Japan's Kishida sends offering to controversial Tokyo shrine

After China and the Koreas reacted with outrage to a visit to Yasukuni by former Prime Minister Shinzo Abe in 2013, Japanese leaders have avoided visiting the shrine while in office

October 17, 2021 12:12 pm | Updated 12:12 pm IST - TOKYO

A "masakaki” ritual ornament, center left, bearing the name of Japanese Prime Minister Fumio Kishida, is placed as a man prays at Yasukuni shrine in Tokyo Sunday, October 17, 2021.

A "masakaki” ritual ornament, center left, bearing the name of Japanese Prime Minister Fumio Kishida, is placed as a man prays at Yasukuni shrine in Tokyo Sunday, October 17, 2021.

Japan’s new Prime Minister Fumio Kishida donated ritual offerings on October 17 to a Tokyo shrine viewed by Chinese and Koreans as a symbol of Japanese wartime aggression, though he did not make a visit in person.

Mr. Kishida donated “masakaki” religious ornaments to mark Yasukuni Shrine's autumn festival. It was the first such observance by Mr. Kishida since he took office on October 4.

Victims of Japanese aggression during the first half of the 20th century, especially Chinese and Koreans, see the shrine as a symbol of Japan’s militarism because it honours convicted World War II criminals among about 2.5 million war dead.

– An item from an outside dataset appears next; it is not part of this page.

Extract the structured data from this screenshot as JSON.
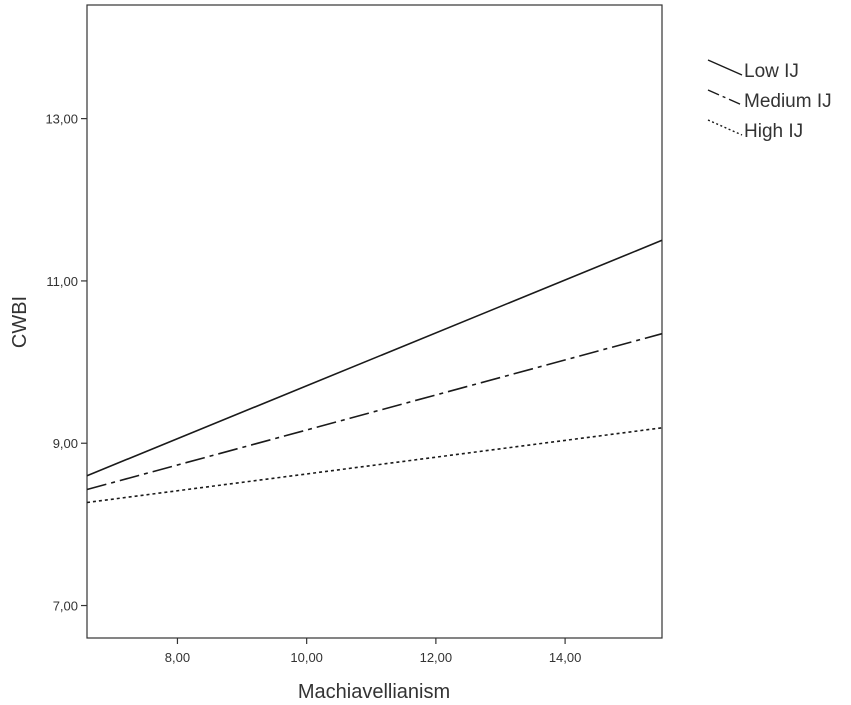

Such observances are seen by critics as a sign of a lack of remorse over the country's wartime atrocities.

Mr. Kishida was visiting the 2011 tsunami-hit areas in northern Japan over the weekend and stayed away from the shrine.

His predecessor, Yoshihide Suga, also only made offerings during his one-year leadership. He stepped down in September and visited the shrine on October 17, dressed in a formal morning coat.

Mr. Suga told reporters that he visited as a former Prime Minister to “offer my respect to the sacred spirits of those who sacrificed their precious lives for the country and to pray that their souls may rest in peace.”

After China and the Koreas reacted with outrage to a visit to Yasukuni by former Prime Minister Shinzo Abe in 2013, Japanese leaders have avoided visiting the shrine while in office.

Many South Koreans deeply resent Japan for its 1910-45 colonial rule of the Korean Peninsula. Relations between Seoul and Tokyo have soured in recent years amid disputes over compensation for Korean wartime laborers and over the systematic abuses of “comfort women” used for sex by the Japanese military before its World War II defeat in 1945.